Cévennes : «Il était extrêmement affaibli, hagard», Valentin Marcone s’est excusé lorsqu’il s’est rendu


350 gendarmes avaient été déployés pour retrouver Valentin Marcone qui s'est rendu ce jeudi soir. (PhotoPQR/Le Midi Libre/Maxppp)

Le procureur de la République de Nîmes Éric Maurel et le commandant de la région de gendarmerie PACA Arnaud Browaeys, sont revenus sur la reddition du meurtrier présumé, Valentin Marcone, ce vendredi soir, lors d’une conférence de presse.

« Il était extrêmement affaibli, hagard », a détaillé Arnaud Browaeys, le commandant de la région de gendarmerie PACA. Valentin Marcone, 29 ans, était recherché depuis mardi matin, après qu’il a tué par balles son patron et l’un des employés avec qui il travaillait dans une scierie du village des Plantiers (Gard). Les gendarmes craignaient que le fugitif, passionné d’armes à feu, fasse de nouvelles victimes. Un appel à témoins avait été diffusé dans lequel il était précisé qu’il était « dangereux ».

350 gendarmes et huit hélicoptères avaient été déployés pour retrouver le tueur présumé. Une « forte pression a été exercée sur lui » par la forte présence des militaires a rappelé Arnaud Browaeys. Valentin Marcone s’est rendu à 19h15. « Sentant probablement une équipe s’approcher, il a quitté sa cache, est redescendu vers son domicile puis s’est rendu à la première patrouille de gendarmes qui s’est présentée », a expliqué le commandant des opérations. Sa planque était sur le point d’être découverte.

« Excusez-moi, je me rends, excusez-moi, je me rends », a répété le fugitif aux deux militaires sur qui il est tombé. Les deux gendarmes, un homme et une femme, ne travaillaient pas ce vendredi mais avaient décidé de participer aux recherches avec leurs collègues pour « apporter leur aide ».

« A ce stade, je pense qu’il n’avait pas de nourriture »

« Il a fallu lui donner à boire et à manger », a ajouté Arnaud Browaeys, décrivant un individu très affaibli. « Notre intention était de ne pas lui permettre de quitter son abri. Ce n’était pas la seule hypothèse, mais c’était la principale ». « Il avait abandonné tout espoir de s’en sortir normalement, vivant », a souligné le gendarme. Par ailleurs, le travail des chiens de Saint-Hubert s’est révélé déterminant. « Les différents chiens ont marqué une zone dans laquelle nous l’avons retrouvé », a-t-il révélé. Un ratissage du GIGN était en cours au moment où le suspect a quitté sa cache.

Valentin Marcone n’avait aucune arme avec lui lorsqu’il a été interpellé. Il a communiqué aux gendarmes l’endroit où il avait caché les deux armes qu’il avait emportées.
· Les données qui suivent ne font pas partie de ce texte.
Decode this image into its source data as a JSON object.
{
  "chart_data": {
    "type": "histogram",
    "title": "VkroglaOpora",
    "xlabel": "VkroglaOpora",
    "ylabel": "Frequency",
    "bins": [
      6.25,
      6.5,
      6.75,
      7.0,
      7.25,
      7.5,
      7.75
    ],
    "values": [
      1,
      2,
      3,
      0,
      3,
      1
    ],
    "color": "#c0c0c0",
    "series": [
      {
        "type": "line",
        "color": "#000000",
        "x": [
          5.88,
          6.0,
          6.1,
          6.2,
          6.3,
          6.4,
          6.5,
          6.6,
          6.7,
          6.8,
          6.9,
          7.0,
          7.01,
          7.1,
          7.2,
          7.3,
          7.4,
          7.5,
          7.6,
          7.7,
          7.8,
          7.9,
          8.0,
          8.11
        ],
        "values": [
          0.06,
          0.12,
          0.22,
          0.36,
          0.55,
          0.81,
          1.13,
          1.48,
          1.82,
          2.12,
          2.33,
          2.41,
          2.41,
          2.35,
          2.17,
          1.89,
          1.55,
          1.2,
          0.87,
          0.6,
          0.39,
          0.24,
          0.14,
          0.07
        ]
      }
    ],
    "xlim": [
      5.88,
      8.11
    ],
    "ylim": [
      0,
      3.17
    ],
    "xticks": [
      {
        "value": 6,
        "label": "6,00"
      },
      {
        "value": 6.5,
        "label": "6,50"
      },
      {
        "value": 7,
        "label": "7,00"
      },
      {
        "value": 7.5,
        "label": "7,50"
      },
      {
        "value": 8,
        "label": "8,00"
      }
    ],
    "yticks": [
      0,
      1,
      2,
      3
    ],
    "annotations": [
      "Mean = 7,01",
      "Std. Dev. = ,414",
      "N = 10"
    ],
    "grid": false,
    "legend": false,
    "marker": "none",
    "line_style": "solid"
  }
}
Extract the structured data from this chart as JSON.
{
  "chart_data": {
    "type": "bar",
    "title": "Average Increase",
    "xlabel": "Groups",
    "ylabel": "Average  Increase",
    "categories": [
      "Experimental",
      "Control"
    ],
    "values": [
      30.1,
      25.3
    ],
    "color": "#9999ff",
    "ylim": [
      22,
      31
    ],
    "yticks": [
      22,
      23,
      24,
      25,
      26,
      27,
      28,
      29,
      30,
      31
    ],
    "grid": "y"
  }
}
Il s’agissait d’une arme de poing, celle qu’il aurait utilisée pour tuer les deux victimes, ainsi que d’un fusil à lunettes permettant des tirs à longue portée. « A ce stade, je pense qu’il n’avait pas de nourriture », a ajouté Arnaud Browaeys.

Les forces de l’ordre n’ont rien retrouvé dans sa cache, composée d’une « couche de branchages ». L’enquête devra déterminer s’il a passé les quatre jours à cet endroit ou s’il a été mobile durant ce laps de temps. Sa planque se trouvait en tout cas non loin de son domicile, près de l’église de Saint-Marcel de Fontfouillouse.

Le tueur présumé a été placé en garde à vue pour « assassinats » a annoncé le procureur de la République de Nîmes, Eric Maurel. Il n’a pas encore été auditionné.